Some of their inspiration is of the decidedly more modern variety, too. Nearby Southern Illinois University recently added a Fermentation Science degree—an interdisciplinary program combining chemistry, microbiology, and agriculture. Scratch is forming a symbiotic relationship with the program, providing samples of their house-mixed culture and receiving data back from the school in return. The results should yield important insight into predicting how beers made with the mixed culture will turn out. Which is to say: it will help Scratch—and other breweries—make better, more consistent beers.

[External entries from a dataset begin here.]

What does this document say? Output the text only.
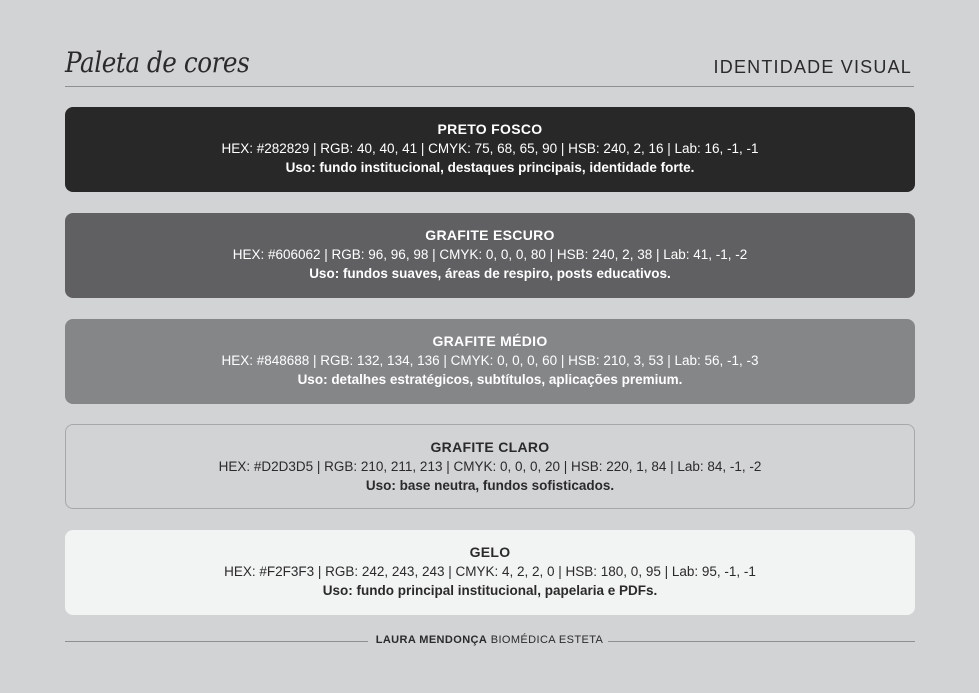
Paleta de cores	IDENTIDADE VISUAL
PRETO FOSCO
HEX: #282829 | RGB: 40, 40, 41 | CMYK: 75, 68, 65, 90 | HSB: 240, 2, 16 | Lab: 16, -1, -1
Uso: fundo institucional, destaques principais, identidade forte.
GRAFITE ESCURO
HEX: #606062 | RGB: 96, 96, 98 | CMYK: 0, 0, 0, 80 | HSB: 240, 2, 38 | Lab: 41, -1, -2
Uso: fundos suaves, áreas de respiro, posts educativos.
GRAFITE MÉDIO
HEX: #848688 | RGB: 132, 134, 136 | CMYK: 0, 0, 0, 60 | HSB: 210, 3, 53 | Lab: 56, -1, -3
Uso: detalhes estratégicos, subtítulos, aplicações premium.
GRAFITE CLARO
HEX: #D2D3D5 | RGB: 210, 211, 213 | CMYK: 0, 0, 0, 20 | HSB: 220, 1, 84 | Lab: 84, -1, -2
Uso: base neutra, fundos sofisticados.
GELO
HEX: #F2F3F3 | RGB: 242, 243, 243 | CMYK: 4, 2, 2, 0 | HSB: 180, 0, 95 | Lab: 95, -1, -1
Uso: fundo principal institucional, papelaria e PDFs.
LAURA MENDONÇA BIOMÉDICA ESTETA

Scratch has been slowly increasing production each year. After brewing around 200 BBLs in 2014 and 2015, they reached 240 BBLs in 2016. While that doesn’t seem like much of a change, a difference of 40 BBLs equates to an extra 20-30 turns on their system, which is gamechanging in the world of Scratch. In 2017, Josephson is predicting Scratch will produce 250-300 BBLs, and they likely won’t do much more than that until they get a significantly bigger system. (They currently have no plans for a bigger system.)

I can’t imagine making flagship beers. It becomes factory work at that point. I don’t think that’s what the human mind was made to do. That’s what a robot does.
— Aaron Kleidon

For such a small brewery, Josephson and Kleidon have big ambitions for the future. While they’re not looking to necessarily increase production, they would like to push their creativity further and upgrade equipment to make their day-to-day lives a bit easier. They’ve discussed getting a spontaneously fermented beer program started in the near future, for instance. 

“We talk about it a lot, actually,” Kleidon says. “We drove out to Denver [for the Great American Beer Festival], so we talked for about 12 hours straight—our annual brewery lock-in meeting.”

Scratch doesn’t need to increase capacity or distribution to attain the kind of success Josephson and Kleidon are striving for. They’re forging their own path by foraging for exciting, experimental ingredients. In doing so, Scratch is carving out their place in the ever-increasingly-crowded U.S. craft beer market. They're making a unique product for which only they have access to the ingredients. They don’t need to chase after market trends like using a popular hop or randomly fruiting an IPA (and they’d choose basil, anyway).

“I think few, if any, brewers achieve the level of authenticity with their beers that Scratch does,” Jester King’s Stuffings says. “I'm extremely impressed with Josephson and Kleidon’s ability to harness the land around them to make beers inextricably tied to a time, place, and people. Their commitment to this philosophy and skill in executing it is second to none.”